The general advice is that you should not put pet waste or anything greasy, cooked or meat-based into a compost pile, unless you have a special composter (such as Green Cone, or a compost aerator). However, these composting devices are expensive and not easily available in Malaysia. Furthermore, as the purpose of composting is to reduce waste, it would not make sense to increase consumption by purchasing another product.

Composting advocates and practitioners advise the following steps to ensure that any organic matter that is included in your compost pit decomposes quickly without contaminating the rest of the compost:
i. Most wet waste such as fruit and vegetable matter should be evenly spread out within the compost pile, skin-side down, to ensure rapid drying. It is best to chop or break up larger pieces.
ii. Maintain a good proportion of wet waste, dry waste and aged compost. Do not put too much wet waste in at any given time.
iii. Expose all food waste to sunshine to speed up the decomposition process and to eliminate odours. To prevent flies and snails, cover the wet waste with a light layer of soil or aged compost, or cover the compost pit/bin with a mosquito screen to keep insects out.
iv. It is best not to compost fat, gristle and organs from animal carcasses. Most worms will not aid in the decomposition of anything with oil or fat. Meat and grease also tend to attract scavenging animals and flies. All bones that are to be composted should be thoroughly cooked and stripped free of meat to prevent bacterial and maggot infestation. Bury the bones deep within a pocket of dry and aged compost in the compost pile. Be prepared to take a longer time before you can turn the compost.
v. Composting meat and bones works best for those with large compost pits in landed areas, and is less suitable for those living in apartments or composting using bins or pots. This is because microorganisms in soil will help meat and bone waste break down more easily. Also, balcony compost pots/bins may not receive sufficient heat and sunlight to kill bacteria.
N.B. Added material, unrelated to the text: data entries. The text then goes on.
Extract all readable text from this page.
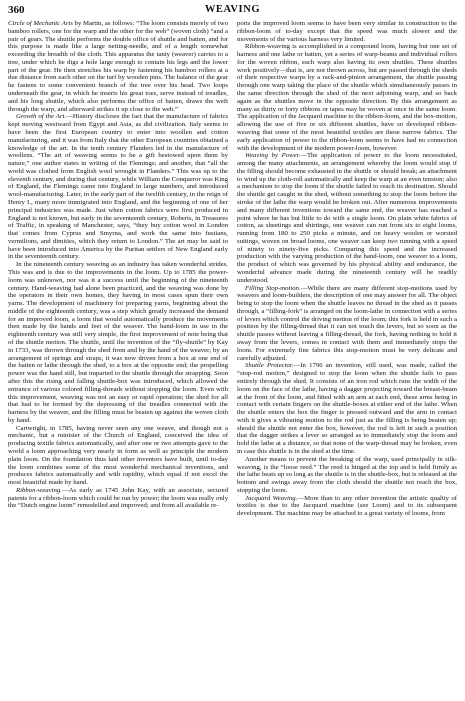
360	WEAVING

Circle of Mechanic Arts by Martin, as follows: “The loom consists merely of two bamboo rollers, one for the warp and the other for the web” (woven cloth) “and a pair of gears. The shuttle performs the double office of shuttle and batten, and for this purpose is made like a large netting-needle, and of a length somewhat exceeding the breadth of the cloth. This apparatus the tanty (weaver) carries to a tree, under which he digs a hole large enough to contain his legs and the lower part of the gear. He then stretches his warp by fastening his bamboo rollers at a due distance from each other on the turf by wooden pins. The balance of the gear he fastens to some convenient branch of the tree over his head. Two loops underneath the gear, in which he inserts his great toes, serve instead of treadles, and his long shuttle, which also performs the office of batten, draws the weft through the warp, and afterward strikes it up close to the web.”

Growth of the Art.—History discloses the fact that the manufacture of fabrics kept moving westward from Egypt and Asia, as did civilization. Italy seems to have been the first European country to enter into woollen and cotton manufacturing, and it was from Italy that the other European countries obtained a knowledge of the art. In the tenth century Flanders led in the manufacture of woollens. “The art of weaving seems to be a gift bestowed upon them by nature,” one author states in writing of the Flemings; and another, that “all the world was clothed from English wool wrought in Flanders.” This was up to the eleventh century, and during that century, while William the Conqueror was King of England, the Flemings came into England in large numbers, and introduced wool-manufacturing. Later, in the early part of the twelfth century, in the reign of Henry I., many more immigrated into England, and the beginning of one of her principal industries was made. Just when cotton fabrics were first produced in England is not known, but early in the seventeenth century, Roberts, in Treasures of Traffic, in speaking of Manchester, says, “they buy cotton wool in London that comes from Cyprus and Smyrna, and work the same into fustians, vermilions, and dimities, which they return to London.” The art may be said to have been introduced into America by the Puritan settlers of New England early in the seventeenth century.

In the nineteenth century weaving as an industry has taken wonderful strides. This was and is due to the improvements in the loom. Up to 1785 the power-loom was unknown, nor was it a success until the beginning of the nineteenth century. Hand-weaving had alone been practiced, and the weaving was done by the operators in their own homes, they having in most cases spun their own yarns. The development of machinery for preparing yarns, beginning about the middle of the eighteenth century, was a step which greatly increased the demand for an improved loom, a loom that would automatically produce the movements then made by the hands and feet of the weaver. The hand-loom in use in the eighteenth century was still very simple, the first improvement of note being that of the shuttle motion. The shuttle, until the invention of the “fly-shuttle” by Kay in 1733, was thrown through the shed from and by the hand of the weaver; by an arrangement of springs and straps, it was now driven from a box at one end of the batten or lathe through the shed, to a box at the opposite end; the propelling power was the hand still, but imparted to the shuttle through the strapping. Soon after this the rising and falling shuttle-box was introduced, which allowed the entrance of various colored filling-threads without stopping the loom. Even with this improvement, weaving was not an easy or rapid operation; the shed for all that had to be formed by the depressing of the treadles connected with the harness by the weaver, and the filling must be beaten up against the woven cloth by hand.

Cartwright, in 1785, having never seen any one weave, and though not a mechanic, but a minister of the Church of England, conceived the idea of producing textile fabrics automatically, and after one or two attempts gave to the world a loom approaching very nearly in form as well as principle the modern plain loom. On the foundation thus laid other inventors have built, until to-day the loom combines some of the most wonderful mechanical inventions, and produces fabrics automatically and with rapidity, which equal if not excel the most beautiful made by hand.

Ribbon-weaving.—As early as 1745 John Kay, with an associate, secured patents for a ribbon-loom which could be run by power; the loom was really only the “Dutch engine loom” remodelled and improved; and from all available re-

ports the improved loom seems to have been very similar in construction to the ribbon-loom of to-day except that the speed was much slower and the movements of the various harness very limited.

Ribbon-weaving is accomplished in a compound loom, having but one set of harness and one lathe or batten, yet a series of warp-beams and individual rollers for the woven ribbon, each warp also having its own shuttles. These shuttles work positively—that is, are not thrown across, but are passed through the sheds of their respective warps by a rack-and-pinion arrangement, the shuttle passing through one warp taking the place of the shuttle which simultaneously passes in the same direction through the shed of the next adjoining warp, and so back again as the shuttles move in the opposite direction. By this arrangement as many as thirty or forty ribbons or tapes may be woven at once in the same loom. The application of the Jacquard machine to the ribbon-loom, and the box-motion, allowing the use of five or six different shuttles, have so developed ribbon-weaving that some of the most beautiful textiles are these narrow fabrics. The early application of power to the ribbon-loom seems to have had no connection with the development of the modern power-loom, however.

Weaving by Power.—The application of power to the loom necessitated, among the many attachments, an arrangement whereby the loom would stop if the filling should become exhausted in the shuttle or should break; an attachment to wind up the cloth-roll automatically and keep the warp at an even tension; also a mechanism to stop the loom if the shuttle failed to reach its destination. Should the shuttle get caught in the shed, without something to stop the loom before the stroke of the lathe the warp would be broken out. After numerous improvements and many different inventions toward the same end, the weaver has reached a point where he has but little to do with a single loom. On plain white fabrics of cotton, as sheetings and shirtings, one weaver can run from six to eight looms, running from 180 to 250 picks a minute, and on heavy woolen or worsted suitings, woven on broad looms, one weaver can keep two running with a speed of ninety to ninety-five picks. Comparing this speed and the increased production with the varying production of the hand-loom, one weaver to a loom, the product of which was governed by his physical ability and endurance, the wonderful advance made during the nineteenth century will be readily understood.

Filling Stop-motion.—While there are many different stop-motions used by weavers and loom-builders, the description of one may answer for all. The object being to stop the loom when the shuttle leaves no thread in the shed as it passes through, a “filling-fork” is arranged on the loom-lathe in connection with a series of levers which control the driving motion of the loom; this fork is held in such a position by the filling-thread that it can not touch the levers, but so soon as the shuttle passes without leaving a filling-thread, the fork, having nothing to hold it away from the levers, comes in contact with them and immediately stops the loom. For extremely fine fabrics this stop-motion must be very delicate and carefully adjusted.

Shuttle Protector.—In 1796 an invention, still used, was made, called the “stop-rod motion,” designed to stop the loom when the shuttle fails to pass entirely through the shed. It consists of an iron rod which runs the width of the loom on the face of the lathe, having a dagger projecting toward the breast-beam at the front of the loom, and fitted with an arm at each end, these arms being in contact with certain fingers on the shuttle-boxes at either end of the lathe. When the shuttle enters the box the finger is pressed outward and the arm in contact with it gives a vibrating motion to the rod just as the filling is being beaten up; should the shuttle not enter the box, however, the rod is left in such a position that the dagger strikes a lever so arranged as to immediately stop the loom and hold the lathe at a distance, so that none of the warp-thread may be broken, even in case this shuttle is in the shed at the time.

Another means to prevent the breaking of the warp, used principally in silk-weaving, is the “loose reed.” The reed is hinged at the top and is held firmly as the lathe beats up so long as the shuttle is in the shuttle-box, but is released at the bottom and swings away from the cloth should the shuttle not reach the box, stopping the loom.

Jacquard Weaving.—More than to any other invention the artistic quality of textiles is due to the Jacquard machine (see Loom) and to its subsequent development. The machine may be attached to a great variety of looms, from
vi. It is best to burn or char bones and meat waste to kill bacteria, but it will not make sense to start the oven or grill just to burn waste for inclusion in compost. Burn the bones and meat in an existing fire, e.g. a barbecue pit at the end of a party before the coals die out.
vii. To be on the safe side, compost your meat/bone waste in a separate site from your existing compost pit. This is because if the decomposition process is not complete, there will be highly dangerous bacteria in your meat and bone waste that will contaminate the rest of your compost. When your meat-based compost is completely dry and odourless and there are no recognisable pieces of meat/bone scraps in the compost, it is ready for use.
viii. Pet waste can be buried in soil PROVIDED it is far away from water sources and food plants (i.e. fruits and vegetables). Pet waste should only ever be buried near flower beds and non-fruit trees.
ix. Most compost practitioners recommend NOT digging up composted pet waste or meat/bone waste for use in other areas of the garden, but to leave it in the soil where it is buried. This means that the composting was carried out to reduce waste and to improve soil quality, but is not intended to be a method of producing compost fertiliser to be used in potted plants or other parts of the home or garden.
x. Local environments and soil quality differ, so you might not be able to compost meat or pet waste as successfully as your friends who live in different areas. Weather also plays a factor in how quickly decomposition takes place. It is always easier more sanitary to compost in the hot season.